In Washington, White House press secretary Jen Psaki on Thursday deplored the moves against Ekho Moskvy and Dozhd as “a full assault on media freedom and the truth” by the Kremlin.

Russian officials have demanded that media in Russia cover the invasion of Ukraine in strict accordance with the official line and have quickly pounced on media that described Russia’s attack on Ukraine as an “invasion” or “a war” and carried statements from the Ukrainian side.

The tough action against the few remaining independent media in Russia comes amid a growing antiwar sentiment in the country, despite a fierce crackdown on protests.

Protests against the invasion of Ukraine have cropped up across Russia for four days while over 1.1 million people signed an online petition demanding an end to the war.

Police quickly moved to break down anti-war protests, detaining over 8,000 participants since the invasion began, according to OVD-Info, a rights group tracking political arrests.
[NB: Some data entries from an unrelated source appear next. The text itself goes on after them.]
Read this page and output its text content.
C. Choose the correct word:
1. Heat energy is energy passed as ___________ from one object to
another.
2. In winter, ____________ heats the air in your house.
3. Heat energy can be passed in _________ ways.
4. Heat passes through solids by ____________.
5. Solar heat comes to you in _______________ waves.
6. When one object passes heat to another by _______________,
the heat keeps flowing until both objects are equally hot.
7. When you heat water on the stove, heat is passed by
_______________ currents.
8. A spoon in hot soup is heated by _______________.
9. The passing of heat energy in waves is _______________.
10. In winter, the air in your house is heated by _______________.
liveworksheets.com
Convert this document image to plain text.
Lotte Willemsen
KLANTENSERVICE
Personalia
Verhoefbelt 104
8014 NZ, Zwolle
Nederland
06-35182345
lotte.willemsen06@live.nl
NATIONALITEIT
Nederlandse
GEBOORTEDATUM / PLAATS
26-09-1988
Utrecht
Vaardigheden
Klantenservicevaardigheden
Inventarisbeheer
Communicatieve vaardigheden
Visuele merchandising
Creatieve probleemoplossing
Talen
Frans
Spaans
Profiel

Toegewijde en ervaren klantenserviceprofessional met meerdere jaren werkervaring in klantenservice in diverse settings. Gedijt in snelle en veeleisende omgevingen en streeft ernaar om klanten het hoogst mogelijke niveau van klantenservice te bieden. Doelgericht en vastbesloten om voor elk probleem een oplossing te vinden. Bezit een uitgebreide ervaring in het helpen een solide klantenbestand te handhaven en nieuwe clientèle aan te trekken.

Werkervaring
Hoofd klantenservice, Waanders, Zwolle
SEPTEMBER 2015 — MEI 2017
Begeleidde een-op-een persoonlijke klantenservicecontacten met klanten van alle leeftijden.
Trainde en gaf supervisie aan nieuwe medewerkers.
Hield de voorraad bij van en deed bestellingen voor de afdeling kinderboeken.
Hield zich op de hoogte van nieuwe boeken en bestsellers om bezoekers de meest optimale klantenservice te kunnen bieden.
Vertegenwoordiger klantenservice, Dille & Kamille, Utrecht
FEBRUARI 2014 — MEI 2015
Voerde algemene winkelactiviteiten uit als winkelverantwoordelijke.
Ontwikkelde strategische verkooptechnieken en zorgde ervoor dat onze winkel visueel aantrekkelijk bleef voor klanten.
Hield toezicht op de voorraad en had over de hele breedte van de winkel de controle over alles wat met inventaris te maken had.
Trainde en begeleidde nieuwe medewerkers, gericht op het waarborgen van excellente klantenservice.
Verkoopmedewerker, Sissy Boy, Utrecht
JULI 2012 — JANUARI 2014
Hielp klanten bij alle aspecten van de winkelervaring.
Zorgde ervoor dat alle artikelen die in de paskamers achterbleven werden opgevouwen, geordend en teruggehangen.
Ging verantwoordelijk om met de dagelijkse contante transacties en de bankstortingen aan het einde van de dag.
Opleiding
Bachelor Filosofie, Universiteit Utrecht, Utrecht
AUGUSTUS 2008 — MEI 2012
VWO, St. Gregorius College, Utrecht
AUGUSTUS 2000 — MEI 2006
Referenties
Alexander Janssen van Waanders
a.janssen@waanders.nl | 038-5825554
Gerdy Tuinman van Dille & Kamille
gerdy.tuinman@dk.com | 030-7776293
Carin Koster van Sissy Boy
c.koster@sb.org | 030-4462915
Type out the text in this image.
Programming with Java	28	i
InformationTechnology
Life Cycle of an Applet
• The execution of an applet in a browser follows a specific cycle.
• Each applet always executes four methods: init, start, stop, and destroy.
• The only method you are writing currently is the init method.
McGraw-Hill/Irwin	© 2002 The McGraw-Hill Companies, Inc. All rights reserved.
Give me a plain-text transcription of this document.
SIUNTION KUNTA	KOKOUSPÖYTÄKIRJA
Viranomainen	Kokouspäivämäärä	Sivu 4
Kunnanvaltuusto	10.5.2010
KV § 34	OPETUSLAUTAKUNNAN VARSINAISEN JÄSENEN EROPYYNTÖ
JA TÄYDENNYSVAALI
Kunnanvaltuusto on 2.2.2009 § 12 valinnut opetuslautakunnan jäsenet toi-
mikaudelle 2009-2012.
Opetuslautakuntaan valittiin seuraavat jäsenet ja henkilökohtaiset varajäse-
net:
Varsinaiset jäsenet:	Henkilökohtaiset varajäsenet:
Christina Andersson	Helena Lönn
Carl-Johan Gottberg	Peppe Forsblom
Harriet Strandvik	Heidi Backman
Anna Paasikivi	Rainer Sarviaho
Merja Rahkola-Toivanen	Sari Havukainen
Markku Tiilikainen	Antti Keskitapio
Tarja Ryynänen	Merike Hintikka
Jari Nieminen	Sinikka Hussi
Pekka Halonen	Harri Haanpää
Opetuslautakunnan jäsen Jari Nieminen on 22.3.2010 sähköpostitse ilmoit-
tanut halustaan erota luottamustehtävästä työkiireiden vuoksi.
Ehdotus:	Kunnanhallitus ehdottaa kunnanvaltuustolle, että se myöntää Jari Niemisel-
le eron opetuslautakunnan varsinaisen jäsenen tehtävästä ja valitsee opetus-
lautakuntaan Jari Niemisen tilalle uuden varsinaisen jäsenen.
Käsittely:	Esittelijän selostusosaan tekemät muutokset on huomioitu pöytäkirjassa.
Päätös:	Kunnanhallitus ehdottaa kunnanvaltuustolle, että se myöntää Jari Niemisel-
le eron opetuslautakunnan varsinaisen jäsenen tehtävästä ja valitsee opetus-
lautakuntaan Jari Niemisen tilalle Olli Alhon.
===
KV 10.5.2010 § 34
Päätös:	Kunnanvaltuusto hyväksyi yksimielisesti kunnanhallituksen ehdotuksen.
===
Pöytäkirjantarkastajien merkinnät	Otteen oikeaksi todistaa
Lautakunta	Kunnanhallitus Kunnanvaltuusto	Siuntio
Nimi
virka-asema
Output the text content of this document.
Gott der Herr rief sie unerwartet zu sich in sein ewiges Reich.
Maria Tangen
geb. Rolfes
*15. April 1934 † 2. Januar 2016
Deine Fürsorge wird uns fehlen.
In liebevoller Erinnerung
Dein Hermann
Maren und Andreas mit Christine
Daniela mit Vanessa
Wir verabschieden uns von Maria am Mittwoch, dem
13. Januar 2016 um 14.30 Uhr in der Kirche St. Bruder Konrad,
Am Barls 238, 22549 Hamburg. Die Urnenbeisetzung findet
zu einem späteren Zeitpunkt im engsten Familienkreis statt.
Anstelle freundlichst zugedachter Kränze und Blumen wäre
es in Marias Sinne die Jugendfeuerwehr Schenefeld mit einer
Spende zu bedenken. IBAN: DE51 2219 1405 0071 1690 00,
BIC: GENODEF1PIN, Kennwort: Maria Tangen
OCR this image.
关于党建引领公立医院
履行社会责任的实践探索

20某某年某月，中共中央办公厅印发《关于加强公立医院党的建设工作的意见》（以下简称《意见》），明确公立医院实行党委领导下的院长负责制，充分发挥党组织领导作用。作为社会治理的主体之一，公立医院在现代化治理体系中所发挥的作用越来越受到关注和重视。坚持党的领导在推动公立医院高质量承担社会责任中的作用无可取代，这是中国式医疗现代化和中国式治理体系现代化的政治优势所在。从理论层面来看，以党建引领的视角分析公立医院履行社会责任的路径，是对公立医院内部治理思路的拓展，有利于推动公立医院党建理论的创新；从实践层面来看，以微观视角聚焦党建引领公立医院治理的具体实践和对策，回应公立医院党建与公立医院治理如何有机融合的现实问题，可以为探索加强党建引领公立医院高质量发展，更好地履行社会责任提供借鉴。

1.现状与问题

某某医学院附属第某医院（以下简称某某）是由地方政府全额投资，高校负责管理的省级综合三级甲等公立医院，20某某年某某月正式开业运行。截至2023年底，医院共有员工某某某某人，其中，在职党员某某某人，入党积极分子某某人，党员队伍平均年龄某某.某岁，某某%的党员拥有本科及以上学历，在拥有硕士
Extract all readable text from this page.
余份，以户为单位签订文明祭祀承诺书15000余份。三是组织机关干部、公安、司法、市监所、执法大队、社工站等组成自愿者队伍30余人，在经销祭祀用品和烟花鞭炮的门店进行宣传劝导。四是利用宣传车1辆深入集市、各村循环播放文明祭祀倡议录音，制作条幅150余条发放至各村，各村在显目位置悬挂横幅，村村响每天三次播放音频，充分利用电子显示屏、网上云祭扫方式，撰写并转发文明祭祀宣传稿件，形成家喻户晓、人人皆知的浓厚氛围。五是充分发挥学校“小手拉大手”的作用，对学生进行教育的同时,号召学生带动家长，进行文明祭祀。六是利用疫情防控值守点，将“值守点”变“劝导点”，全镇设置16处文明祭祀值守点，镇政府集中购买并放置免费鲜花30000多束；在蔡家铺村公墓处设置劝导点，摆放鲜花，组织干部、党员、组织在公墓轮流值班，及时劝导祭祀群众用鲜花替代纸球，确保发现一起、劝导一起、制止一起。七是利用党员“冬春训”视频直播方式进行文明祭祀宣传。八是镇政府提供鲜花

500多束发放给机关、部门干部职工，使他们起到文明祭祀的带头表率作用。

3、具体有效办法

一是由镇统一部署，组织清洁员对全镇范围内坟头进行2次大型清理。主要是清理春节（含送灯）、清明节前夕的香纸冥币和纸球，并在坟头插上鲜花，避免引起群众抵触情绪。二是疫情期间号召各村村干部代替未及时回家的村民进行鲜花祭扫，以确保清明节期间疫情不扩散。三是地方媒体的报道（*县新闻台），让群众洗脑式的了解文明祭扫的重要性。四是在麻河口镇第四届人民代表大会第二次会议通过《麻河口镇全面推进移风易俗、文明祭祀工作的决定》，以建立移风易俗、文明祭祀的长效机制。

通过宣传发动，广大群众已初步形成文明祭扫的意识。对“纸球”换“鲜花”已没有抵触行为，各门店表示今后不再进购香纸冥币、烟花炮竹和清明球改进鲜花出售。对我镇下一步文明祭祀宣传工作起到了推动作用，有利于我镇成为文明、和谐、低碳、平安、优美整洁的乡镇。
In an effort to stifle critical voices, Russian authorities also have restricted access to Facebook and Twitter, which have played an important role in amplifying dissent.

Speaking at a briefing, Psaki said the U.S. was “deeply concerned” about the crackdown on protests and the latest moves against the independent media. She noted proposals by some Russian lawmakers to make spreading critical information on Russia’s invasion of Ukraine punishable by up to 15 years in prison.

“What they are trying to do is block any information about what they are doing to invade a sovereign country, and they’re taking severe steps to do exactly that,” she said.